Correct Answer - Option 1 : x – 2y + z = 0
Calculation:
Let the direction ratios of the plane containing lines \(\frac{x}{3} = \frac{y}{4} = \frac{z}{2}{\rm{\;and\;}}\frac{x}{4} = \frac{y}{2} = \frac{z}{3}{\rm{\;is}}\left\langle {\hat i,\hat j,\hat k} \right\rangle\)
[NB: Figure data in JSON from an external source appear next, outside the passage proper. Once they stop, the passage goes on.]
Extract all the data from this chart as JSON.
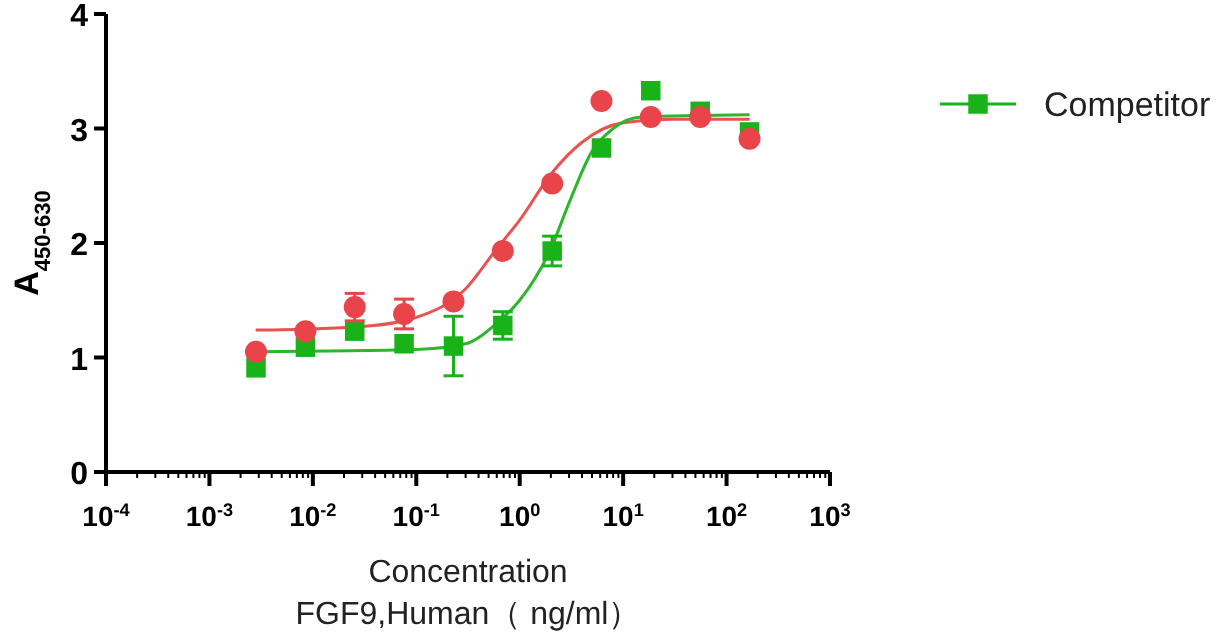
{
  "chart_data": {
    "type": "scatter",
    "xlabel": "Concentration\nFGF9,Human（ ng/ml）",
    "ylabel": "A$_{450-630}$",
    "log": "x",
    "xlim": [
      0.0001,
      1000
    ],
    "xticks": [
      {
        "value": 0.0001,
        "label": "10$^{-4}$"
      },
      {
        "value": 0.001,
        "label": "10$^{-3}$"
      },
      {
        "value": 0.01,
        "label": "10$^{-2}$"
      },
      {
        "value": 0.1,
        "label": "10$^{-1}$"
      },
      {
        "value": 1,
        "label": "10$^{0}$"
      },
      {
        "value": 10,
        "label": "10$^{1}$"
      },
      {
        "value": 100,
        "label": "10$^{2}$"
      },
      {
        "value": 1000,
        "label": "10$^{3}$"
      }
    ],
    "ylim": [
      0,
      4
    ],
    "yticks": [
      0,
      1,
      2,
      3,
      4
    ],
    "grid": false,
    "legend": "top right",
    "series": [
      {
        "type": "line",
        "color": "#e8534f",
        "marker": "none",
        "x": [
          0.0028,
          0.01,
          0.03,
          0.1,
          0.3,
          0.6,
          1,
          2,
          4,
          10,
          30,
          167
        ],
        "values": [
          1.24,
          1.25,
          1.27,
          1.35,
          1.6,
          1.95,
          2.2,
          2.6,
          2.88,
          3.05,
          3.08,
          3.08
        ]
      },
      {
        "type": "line",
        "color": "#2db52d",
        "marker": "none",
        "x": [
          0.0028,
          0.1,
          0.3,
          0.6,
          1,
          2,
          3,
          5,
          8,
          15,
          167
        ],
        "values": [
          1.05,
          1.07,
          1.12,
          1.3,
          1.5,
          1.95,
          2.35,
          2.8,
          3.0,
          3.1,
          3.12
        ]
      },
      {
        "name": "Competitor",
        "color": "#19b219",
        "marker": "square",
        "x": [
          0.00282,
          0.00847,
          0.0254,
          0.0762,
          0.229,
          0.686,
          2.06,
          6.17,
          18.5,
          55.6,
          166.7
        ],
        "values": [
          0.91,
          1.09,
          1.23,
          1.12,
          1.1,
          1.28,
          1.93,
          2.83,
          3.33,
          3.15,
          2.97
        ],
        "errors": [
          null,
          null,
          null,
          null,
          0.26,
          0.12,
          0.13,
          null,
          null,
          null,
          null
        ]
      },
      {
        "color": "#e8444a",
        "marker": "circle",
        "x": [
          0.00282,
          0.00847,
          0.0254,
          0.0762,
          0.229,
          0.686,
          2.06,
          6.17,
          18.5,
          55.6,
          166.7
        ],
        "values": [
          1.05,
          1.23,
          1.44,
          1.38,
          1.49,
          1.93,
          2.52,
          3.24,
          3.1,
          3.1,
          2.91
        ],
        "errors": [
          null,
          null,
          0.12,
          0.13,
          null,
          null,
          null,
          null,
          null,
          null,
          null
        ]
      }
    ]
  }
}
The plane normal to the plane containing two given lines is:
\(\Rightarrow {n_1} = \left| {\begin{array}{*{20}{c}}
{\hat i}&{\hat j}&{\hat k}\\
3&4&2\\
4&2&3
\end{array}} \right|\)
\(\Rightarrow {n_1} = \hat i\left( {12 - 4} \right) - \hat j\left( {9 - 8} \right) + \hat k\left( {6 - 16} \right)\)
\(\Rightarrow {n_1} = \hat i\left( 8 \right) - \hat j\left( 1 \right) + \hat k\left( { - 10} \right)\)
From question, the plane containing above two lines and another plane is perpendicular to each other.
\(\Rightarrow \left( {8\hat i, - 1\hat j, - 10\hat k} \right) \times \left( {2\hat i + 3\hat j + 4\hat k} \right)\)
\(\Rightarrow \left| {\begin{array}{*{20}{c}}
{\hat i}&{\hat j}&{\hat k}\\
8&{ - 1}&{ - 10}\\
2&3&4
\end{array}} \right| = 0\)
\(\Rightarrow \hat i\left( { - 4 + 30} \right) - \hat j\left( {32 + 20} \right) + \hat k\left( {24 + 2} \right) = 0\)
\(\Rightarrow \hat i\left( {26} \right) - \hat j\left( {52} \right) + \hat k\left( {26} \right) = 0\)
\(\therefore \left( {\hat i - 2\hat j + \hat k} \right) = 0\)
Therefore, equation of plane is x - 2y + z = 0